Open data release to accompany
Conflict and Computation on Wikipedia: A Finite-State Machine Analysis of Editor Interactions
Simon DeDeo, Future Internet 2016, 8(x) [in press]

A dataset for the analysis of conflict and cooperation on Wikipedia, as well as a resource for the theory of symbolic time series analysis.

including:
• the time series of revert (R) and non-revert (C) actions on the edit histories of the 62 most-edited pages of Wikipedia
• best fit hidden Markov models for each page, as found by SFIHMM, in SFIHMM-readable format.
• data on each edit, including user name, date of edit, and page hash.

dedeo_wikipedia_HMM.zip

== README ==
Release 0.1, 6 July 2016
http://bit.ly/wiki_hmm

Data Release to accompany
Conflict and Computation on Wikipedia: A Finite-State Machine Analysis of Editor Interactions
Simon DeDeo, Future Internet 2016, 8(x) [in press]
http://arxiv.org/abs/1512.04177

This data release contains (1) this README; (2) a metadata file, metadata.tsv; and (3) 62x3 files, three for each of the 62 pages in the data: coarse-grained edit history, more fine-grained data on each edit, and the best-fit HMMs found by SFIHMM

example:

From metadata.tsv, we see that the Wikipedia page “God”, accessible at http://en.wikipedia.edu/wiki/God, was created on 28 October 2001 at 6 o’clock in the morning UTC. Our data records a total of 10731 edits for this page.

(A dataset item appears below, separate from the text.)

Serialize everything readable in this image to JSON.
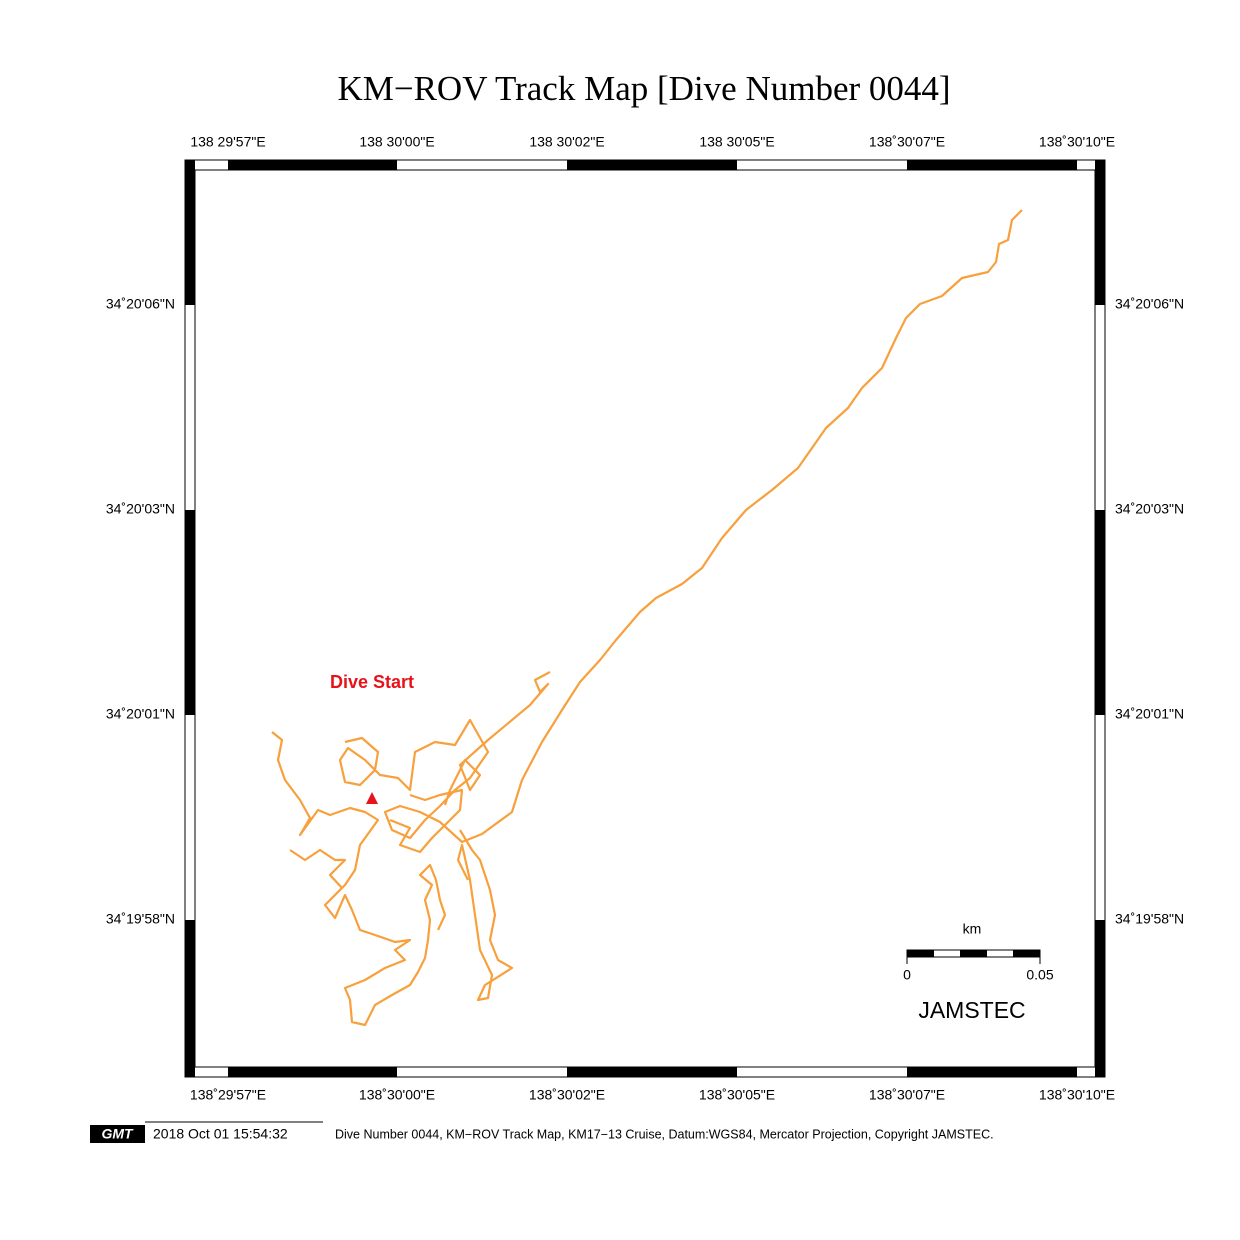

God_timeseries.dat is an (SFIHMM-readable) file of the page’s C/R symbolic time series.
God_hmm_8states is the best-fit HMM for this page; using the AIC criterion, we prefer a model with 8 states.
Both God_timeseries.dat and God_hmm_8states can be read by SFIHMM for further analysis (Viterbi reconstruction, etc.); see
http://bit.ly/sfihmm

God_edit.tsv contains more detailed data on each edit in the God_timeseries.dat file. For example, edit 34 was made on 14 December 2001 by user
Larry Sanger; it has hash e4f88db3d6dd1dcd2774295fcf83c06ade3f37eb, and was a revert.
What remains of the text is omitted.